22 de fevereiro de 2013 | 19h14

A Comissão da Verdade do Estado de São Paulo solicitou ao governo estadual que mude a ficha de registro de emprego do desaparecido político Fernando Santa Cruz de Oliveira. Ele era funcionário do Departamento de Águas e Energia Elétrica (DAEE) até o dia 23 de fevereiro de 1974, quando foi sequestrado e preso por agentes dos serviços de repressão política. Logo em seguida, a instituição estatal o dispensou por justa causa.

Na ficha de emprego arquivada, uma observação assinala até hoje que a demissão ocorreu de acordo com os “termos do artigo 482, letra “i”, CLT”, que trata de abandono de emprego. Para o presidente da Comissão da Verdade, deputado Adriano Diogo (PT), essa observação já deveria ter sido banida.

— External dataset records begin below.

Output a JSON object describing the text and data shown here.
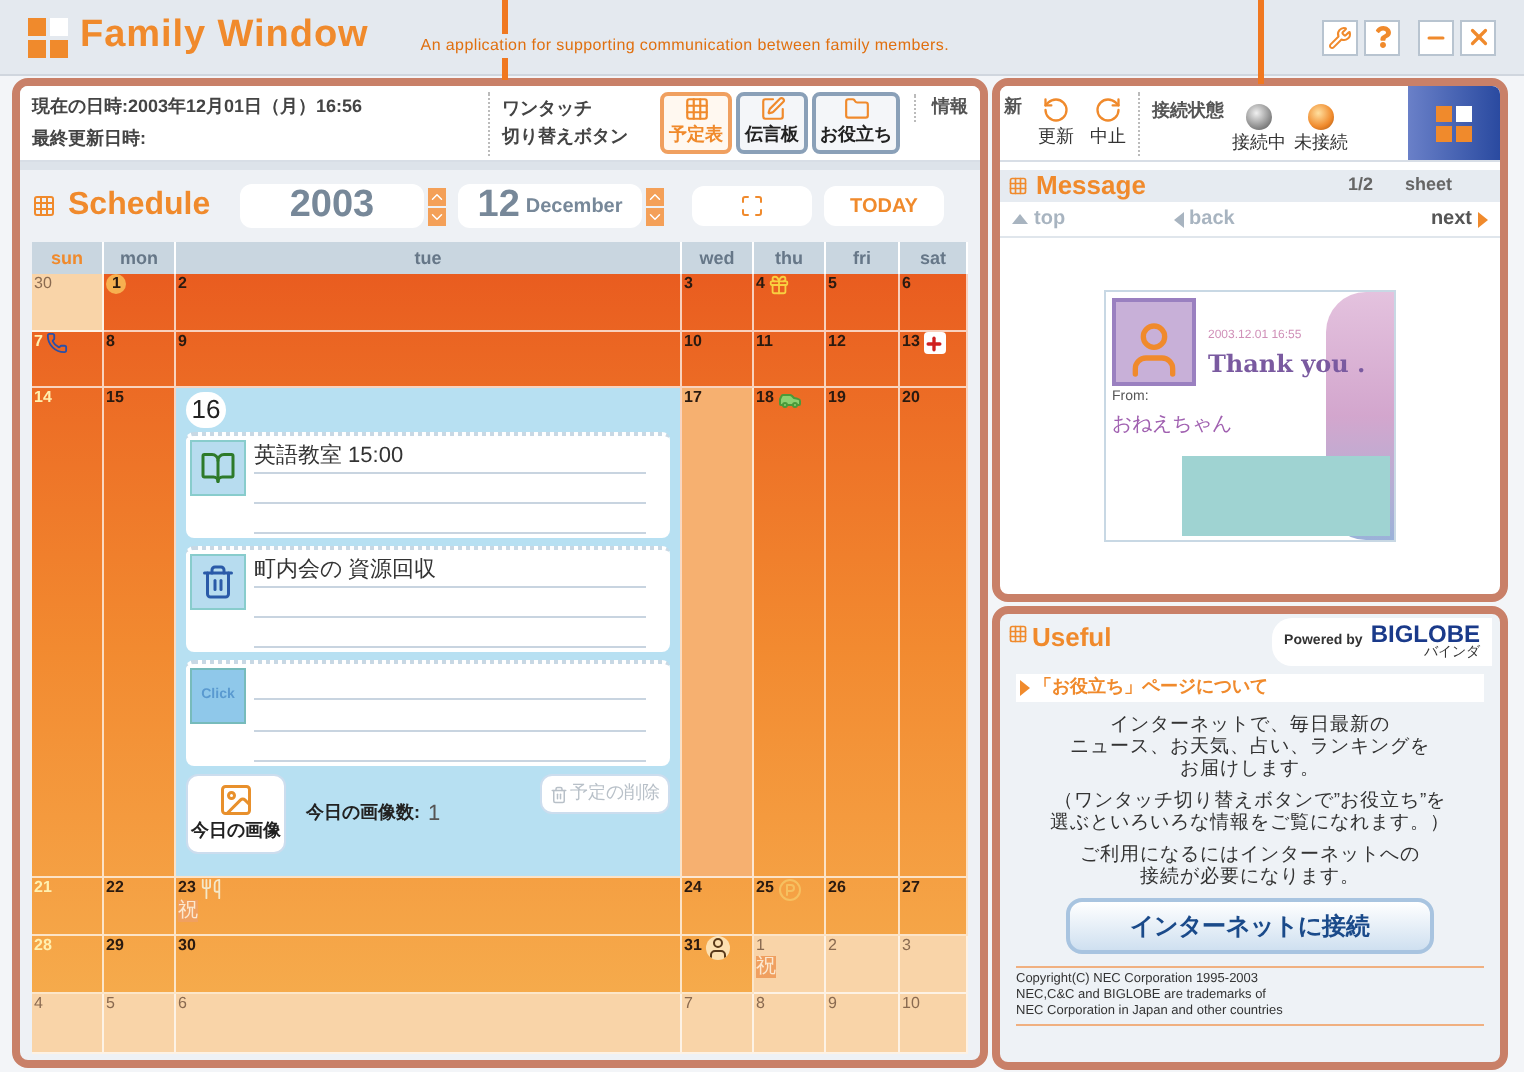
{
  "window": {
    "title": "Family Window",
    "subtitle": "An application for supporting communication between family members."
  },
  "info_bar": {
    "current_datetime": "現在の日時:2003年12月01日（月）16:56",
    "last_updated": "最終更新日時:",
    "switch_label": [
      "ワンタッチ",
      "切り替えボタン"
    ],
    "view_buttons": [
      {
        "label": "予定表",
        "selected": true,
        "kind": "grid"
      },
      {
        "label": "伝言板",
        "selected": false,
        "kind": "note"
      },
      {
        "label": "お役立ち",
        "selected": false,
        "kind": "folder"
      }
    ],
    "info_label": "情報"
  },
  "toolbar": {
    "update_label_tail": "新",
    "buttons": [
      {
        "label": "更新",
        "kind": "refresh"
      },
      {
        "label": "中止",
        "kind": "stop"
      }
    ],
    "status_label": "接続状態",
    "status_lamps": [
      {
        "label": "接続中",
        "on": false
      },
      {
        "label": "未接続",
        "on": true
      }
    ]
  },
  "schedule": {
    "title": "Schedule",
    "year": "2003",
    "month": "12",
    "month_name": "December",
    "today_button": "TODAY",
    "weekdays": [
      "sun",
      "mon",
      "tue",
      "wed",
      "thu",
      "fri",
      "sat"
    ],
    "weeks": [
      {
        "days": [
          {
            "day": "30",
            "other_month": true,
            "kind": "plain"
          },
          {
            "day": "1",
            "other_month": false,
            "kind": "today"
          },
          {
            "day": "2",
            "other_month": false,
            "kind": "plain"
          },
          {
            "day": "3",
            "other_month": false,
            "kind": "plain"
          },
          {
            "day": "4",
            "other_month": false,
            "kind": "gift"
          },
          {
            "day": "5",
            "other_month": false,
            "kind": "plain"
          },
          {
            "day": "6",
            "other_month": false,
            "kind": "plain"
          }
        ]
      },
      {
        "days": [
          {
            "day": "7",
            "other_month": false,
            "kind": "phone"
          },
          {
            "day": "8",
            "other_month": false,
            "kind": "plain"
          },
          {
            "day": "9",
            "other_month": false,
            "kind": "plain"
          },
          {
            "day": "10",
            "other_month": false,
            "kind": "plain"
          },
          {
            "day": "11",
            "other_month": false,
            "kind": "plain"
          },
          {
            "day": "12",
            "other_month": false,
            "kind": "plain"
          },
          {
            "day": "13",
            "other_month": false,
            "kind": "medical"
          }
        ]
      },
      {
        "days": [
          {
            "day": "14",
            "other_month": false,
            "kind": "plain"
          },
          {
            "day": "15",
            "other_month": false,
            "kind": "plain"
          },
          {
            "day": "16",
            "other_month": false,
            "kind": "expanded"
          },
          {
            "day": "17",
            "other_month": false,
            "kind": "plain"
          },
          {
            "day": "18",
            "other_month": false,
            "kind": "car"
          },
          {
            "day": "19",
            "other_month": false,
            "kind": "plain"
          },
          {
            "day": "20",
            "other_month": false,
            "kind": "plain"
          }
        ]
      },
      {
        "days": [
          {
            "day": "21",
            "other_month": false,
            "kind": "plain"
          },
          {
            "day": "22",
            "other_month": false,
            "kind": "plain"
          },
          {
            "day": "23",
            "other_month": false,
            "kind": "meal",
            "badge": "祝"
          },
          {
            "day": "24",
            "other_month": false,
            "kind": "plain"
          },
          {
            "day": "25",
            "other_month": false,
            "kind": "parking"
          },
          {
            "day": "26",
            "other_month": false,
            "kind": "plain"
          },
          {
            "day": "27",
            "other_month": false,
            "kind": "plain"
          }
        ]
      },
      {
        "days": [
          {
            "day": "28",
            "other_month": false,
            "kind": "plain"
          },
          {
            "day": "29",
            "other_month": false,
            "kind": "plain"
          },
          {
            "day": "30",
            "other_month": false,
            "kind": "plain"
          },
          {
            "day": "31",
            "other_month": false,
            "kind": "person"
          },
          {
            "day": "1",
            "other_month": true,
            "kind": "plain",
            "badge": "祝"
          },
          {
            "day": "2",
            "other_month": true,
            "kind": "plain"
          },
          {
            "day": "3",
            "other_month": true,
            "kind": "plain"
          }
        ]
      },
      {
        "days": [
          {
            "day": "4",
            "other_month": true,
            "kind": "plain"
          },
          {
            "day": "5",
            "other_month": true,
            "kind": "plain"
          },
          {
            "day": "6",
            "other_month": true,
            "kind": "plain"
          },
          {
            "day": "7",
            "other_month": true,
            "kind": "plain"
          },
          {
            "day": "8",
            "other_month": true,
            "kind": "plain"
          },
          {
            "day": "9",
            "other_month": true,
            "kind": "plain"
          },
          {
            "day": "10",
            "other_month": true,
            "kind": "plain"
          }
        ]
      }
    ],
    "day_panel": {
      "entries": [
        {
          "kind": "study",
          "text": "英語教室 15:00"
        },
        {
          "kind": "garbage",
          "text": "町内会の 資源回収"
        },
        {
          "kind": "click",
          "button": "Click"
        }
      ],
      "image_button": "今日の画像",
      "image_count_label": "今日の画像数:",
      "image_count": "1",
      "delete_button": {
        "label": "予定の削除",
        "disabled": true
      }
    }
  },
  "message": {
    "title": "Message",
    "page": "1/2",
    "unit": "sheet",
    "nav": [
      {
        "label": "top",
        "kind": "up",
        "disabled": true
      },
      {
        "label": "back",
        "kind": "left",
        "disabled": true
      },
      {
        "label": "next",
        "kind": "right",
        "disabled": false
      }
    ],
    "card": {
      "date": "2003.12.01  16:55",
      "text": "Thank you .",
      "from_label": "From:",
      "from": "おねえちゃん"
    }
  },
  "useful": {
    "title": "Useful",
    "powered_by": "Powered by",
    "brand": "BIGLOBE",
    "brand_sub": "バインダ",
    "heading": "「お役立ち」ページについて",
    "paragraphs": [
      [
        "インターネットで、毎日最新の",
        "ニュース、お天気、占い、ランキングを",
        "お届けします。"
      ],
      [
        "（ワンタッチ切り替えボタンで”お役立ち”を",
        "選ぶといろいろな情報をご覧になれます。）"
      ],
      [
        "ご利用になるにはインターネットへの",
        "接続が必要になります。"
      ]
    ],
    "connect_button": "インターネットに接続",
    "copyright": [
      "Copyright(C) NEC Corporation 1995-2003",
      "NEC,C&C and BIGLOBE are trademarks of",
      "NEC Corporation in Japan and other countries"
    ]
  }
}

“O Estado brasileiro já reconheceu, em 1995, que ele é um desaparecido político. Ele não abandonou o emprego”, afirma. “Enquanto o registro não for mudado, a memória dele continuará sendo ultrajada.”

A comissão quer trocar a observação atual pelo seguinte texto: “Vítima de sequestro e desaparecimento forçado por agentes do Estado, conforme reconhecido pela Lei Federal n.º 9.140 de 1995.”

O caso está sendo analisado pelo secretário-chefe da Casa Civil, Edson Aparecido. Em conversa telefônica com o deputado petista, ele informou que entrou em contato com a Procuradoria Geral do Estado – a instituição responsável pela orientação oficial sobre a mudança.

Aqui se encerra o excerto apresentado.